The IPM and active-set SQP paths share the TNLP layer, options
registry, linear-solver backend, and finalize_solution, but are
otherwise isolated. Toggling algorithm is always safe:

  • The default (algorithm = interior-point) runs zero Phase 5
    code. Users who never set active-set-sqp are unaffected.
  • sqp_* options are silently ignored on the IPM path.
  • IPM warm-start options (warm_start_init_point, bound_push,
    bound_frac, slack_bound_push, mult_init_max, mu_init,
    mu_target, …) are silently ignored on the SQP path.
  • Warm-start payloads are path-local:
    set_sqp_warm_start(SqpIterates) /
    Problem.solve(working_set=…) / IpoptSetWarmStartWorkingSet
    feed the SQP loop only; lagrange= / zl= / zu= paired with
    warm_start_init_point=yes feed the IPM only.

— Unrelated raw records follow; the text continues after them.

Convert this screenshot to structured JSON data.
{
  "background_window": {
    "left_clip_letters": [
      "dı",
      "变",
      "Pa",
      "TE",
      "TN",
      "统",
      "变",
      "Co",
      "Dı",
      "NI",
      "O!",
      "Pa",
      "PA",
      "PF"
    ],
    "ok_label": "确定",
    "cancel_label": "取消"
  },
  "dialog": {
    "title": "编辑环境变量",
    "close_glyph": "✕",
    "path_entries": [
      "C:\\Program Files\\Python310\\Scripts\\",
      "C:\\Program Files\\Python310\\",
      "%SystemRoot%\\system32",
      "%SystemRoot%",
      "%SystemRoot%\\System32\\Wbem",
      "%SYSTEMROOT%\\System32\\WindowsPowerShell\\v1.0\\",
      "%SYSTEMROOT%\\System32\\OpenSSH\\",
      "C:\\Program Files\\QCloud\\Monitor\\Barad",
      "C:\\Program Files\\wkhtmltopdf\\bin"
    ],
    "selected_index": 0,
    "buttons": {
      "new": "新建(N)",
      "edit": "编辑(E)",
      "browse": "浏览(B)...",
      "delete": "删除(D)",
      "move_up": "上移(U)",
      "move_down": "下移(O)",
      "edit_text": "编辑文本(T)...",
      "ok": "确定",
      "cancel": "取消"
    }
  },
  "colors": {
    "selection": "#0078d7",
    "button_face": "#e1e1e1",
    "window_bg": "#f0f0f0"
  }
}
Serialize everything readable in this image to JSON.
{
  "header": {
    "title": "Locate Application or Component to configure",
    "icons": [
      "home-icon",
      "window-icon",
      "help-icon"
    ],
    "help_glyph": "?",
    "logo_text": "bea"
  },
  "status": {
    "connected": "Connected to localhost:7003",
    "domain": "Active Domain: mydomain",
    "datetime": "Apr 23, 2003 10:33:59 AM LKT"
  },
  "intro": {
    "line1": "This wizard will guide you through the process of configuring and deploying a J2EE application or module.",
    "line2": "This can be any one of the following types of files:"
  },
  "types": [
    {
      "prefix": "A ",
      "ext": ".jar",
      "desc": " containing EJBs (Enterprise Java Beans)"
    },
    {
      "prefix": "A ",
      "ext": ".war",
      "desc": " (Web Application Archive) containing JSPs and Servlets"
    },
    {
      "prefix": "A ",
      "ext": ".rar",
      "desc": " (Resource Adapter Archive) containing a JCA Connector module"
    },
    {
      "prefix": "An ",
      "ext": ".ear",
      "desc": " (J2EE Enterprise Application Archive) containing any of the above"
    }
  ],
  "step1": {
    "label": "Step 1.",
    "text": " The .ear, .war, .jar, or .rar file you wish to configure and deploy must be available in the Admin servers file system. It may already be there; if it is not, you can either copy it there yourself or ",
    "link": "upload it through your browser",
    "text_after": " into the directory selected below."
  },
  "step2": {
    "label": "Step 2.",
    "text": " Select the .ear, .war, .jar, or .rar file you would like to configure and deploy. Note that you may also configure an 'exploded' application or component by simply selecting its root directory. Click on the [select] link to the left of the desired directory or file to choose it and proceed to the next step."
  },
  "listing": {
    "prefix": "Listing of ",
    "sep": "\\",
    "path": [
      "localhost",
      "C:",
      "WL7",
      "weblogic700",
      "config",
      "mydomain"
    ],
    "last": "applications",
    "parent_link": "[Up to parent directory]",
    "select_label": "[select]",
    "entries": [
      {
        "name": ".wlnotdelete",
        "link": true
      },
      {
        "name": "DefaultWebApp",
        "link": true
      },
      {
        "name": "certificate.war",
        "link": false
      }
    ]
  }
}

  • info["working_set"] is always present in the Python info
    dict but is None on the IPM path.
  • Callers can flip between paths across solves on the same
    problem handle — the parametric corrector pattern in the
    tutorial uses this for cold IPM warm-up followed by an SQP
    corrector.

These guarantees are exercised by the test suite: see
application_default_does_not_select_sqp,
application_sqp_warm_start_auto_clears_after_use,
application_sqp_warm_start_round_trip, and
test_get_working_set_returns_none_on_ipm_path (Python).